En los dos embarazos tuve complicaciones por unos quistes en los ovarios, pero en ese segundo fue más complejo. Tuve que hacer mucho reposo, no podía hacer fuerza, no me podía subir a la locomoción. Fue difícil, porque si uno de esos quistes se reventaba podía perder el bebé. Todos me tenían como en una burbuja, y por mi forma de ser, que no puedo estar quieta, fue complicado. Pero el embarazo avanzó bien, y para esa Nochebuena todo se fue dando tal cual lo previsto.
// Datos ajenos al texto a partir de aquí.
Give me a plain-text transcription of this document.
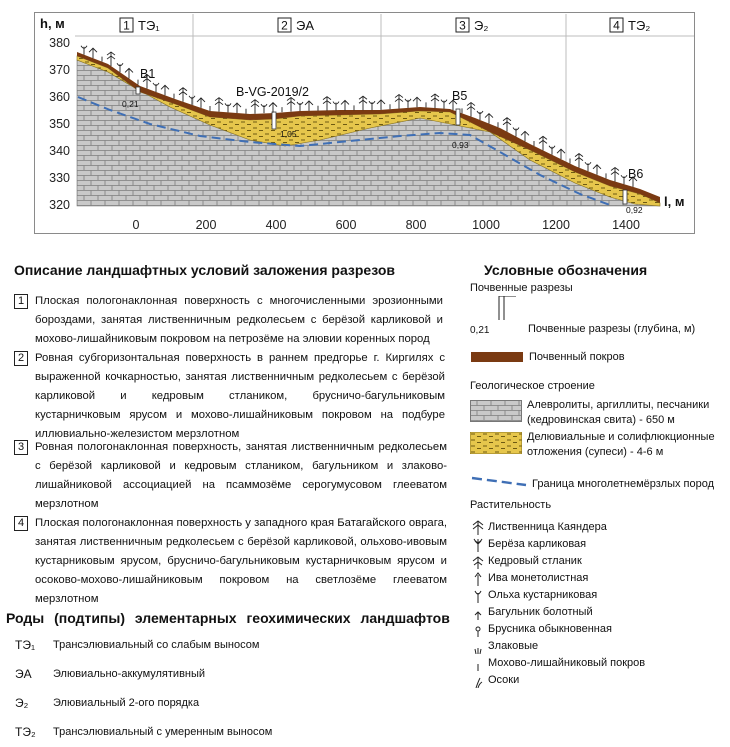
h, м
l, м
370
360
350
340
330
320
380
0	200	400	600	800	1000	1200	1400
1 ТЭ₁	2 ЭА	3 Э₂	4 ТЭ₂
B1
0,21
B-VG-2019/2
1,05
B5
0,93
B6
0,92
Описание ландшафтных условий заложения разрезов
1 Плоская пологонаклонная поверхность с многочисленными эрозионными бороздами, занятая лиственничным редколесьем с берёзой карликовой и мохово-лишайниковым покровом на петрозёме на элювии коренных пород
2 Ровная субгоризонтальная поверхность в раннем предгорье г. Киргилях с выраженной кочкарностью, занятая лиственничным редколесьем с берёзой карликовой и кедровым стлаником, брусничо-багульниковым кустарничковым ярусом и мохово-лишайниковым покровом на подбуре иллювиально-железистом мерзлотном
3 Ровная пологонаклонная поверхность, занятая лиственничным редколесьем с берёзой карликовой и кедровым стлаником, багульником и злаково-лишайниковой ассоциацией на псаммозёме серогумусовом глееватом мерзлотном
4 Плоская пологонаклонная поверхность у западного края Батагайского оврага, занятая лиственничным редколесьем с берёзой карликовой, ольхово-ивовым кустарниковым ярусом, брусничо-багульниковым кустарничковым ярусом и осоково-мохово-лишайниковым покровом на светлозёме глееватом мерзлотном
Роды (подтипы) элементарных геохимических ландшафтов
ТЭ₁ Трансэлювиальный со слабым выносом
ЭА Элювиально-аккумулятивный
Э₂ Элювиальный 2-ого порядка
ТЭ₂ Трансэлювиальный с умеренным выносом
Условные обозначения
Почвенные разрезы
0,21	Почвенные разрезы (глубина, м)
Почвенный покров
Геологическое строение
Алевролиты, аргиллиты, песчаники (кедровинская свита) - 650 м
Делювиальные и солифлюкционные отложения (супеси) - 4-6 м
Граница многолетнемёрзлых пород
Растительность
Лиственница Каяндера
Берёза карликовая
Кедровый стланик
Ива монетолистная
Ольха кустарниковая
Багульник болотный
Брусника обыкновенная
Злаковые
Мохово-лишайниковый покров
Осоки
El Coke y la Uka se habían vendido para La Florida, y con los hermanos de Cristián pasamos la Navidad ahí. Habíamos cenado, en esa época habían dos niños y un recién nacido en la familia, entonces de a poco empezaba a crear ese ambiente navideño de los años siguientes. Cristián estaba ayudando a la Nicole (primera hija) a abrir regalos, y en eso sentí algo húmedo. Voy al baño y me di cuenta que había reventado la bolsa. Llamaron al médico: “¿viste que me ibas a joder la Navidad?”, me dijo riéndose. Todos empezaron a correr. En ese tiempo, Cristian trabajaba en Fosko (fábrica de plásticos) y manejaba un Suzuki Carry. Nos fuimos volando por Vicuña Mackenna hasta la clínica. Ahí me esperaba el médico, tuve un trabajo de parto súper largo y difícil, con contracciones muy fuertes. Pero nació sanito ese 25 de diciembre de 1995.

A veces siento culpa, porque sé que esa fecha no le gusta a mi hijo, y cuando me lo dice en talla, sé que en el fondo puede ser un poco en serio. Tal vez su cumpleaños no es como quisiera, pero a mí me gusta que haya nacido ese día de Navidad. Porque en esa época, uno muy creyente, significó una alegría enorme. Y porque también me remite a mis primeras navidades, al espesor de esos años, a revivir ciertos recuerdos, la esencia de la Navidad que a mí me gusta.

Desde que mis papás fallecieron, y que los niños de la familia fueron creciendo —incluido mi hijo—, la Navidad como tal ha ido perdiendo un poco el sentido de antes. También he ido perdiendo la fe con la que crecí, las cosas se han vuelto más individualistas y centradas en lo material, pero el hecho que esté de cumpleaños ese día me hace reconectar con lo que me inculcaron mis padres, un día importante en el año, esas cosas que con los tiempo han ido quedando atrás; que haya nacido en Navidad es darle un nuevo sentido —todos los años— a esa fecha en el calendario”.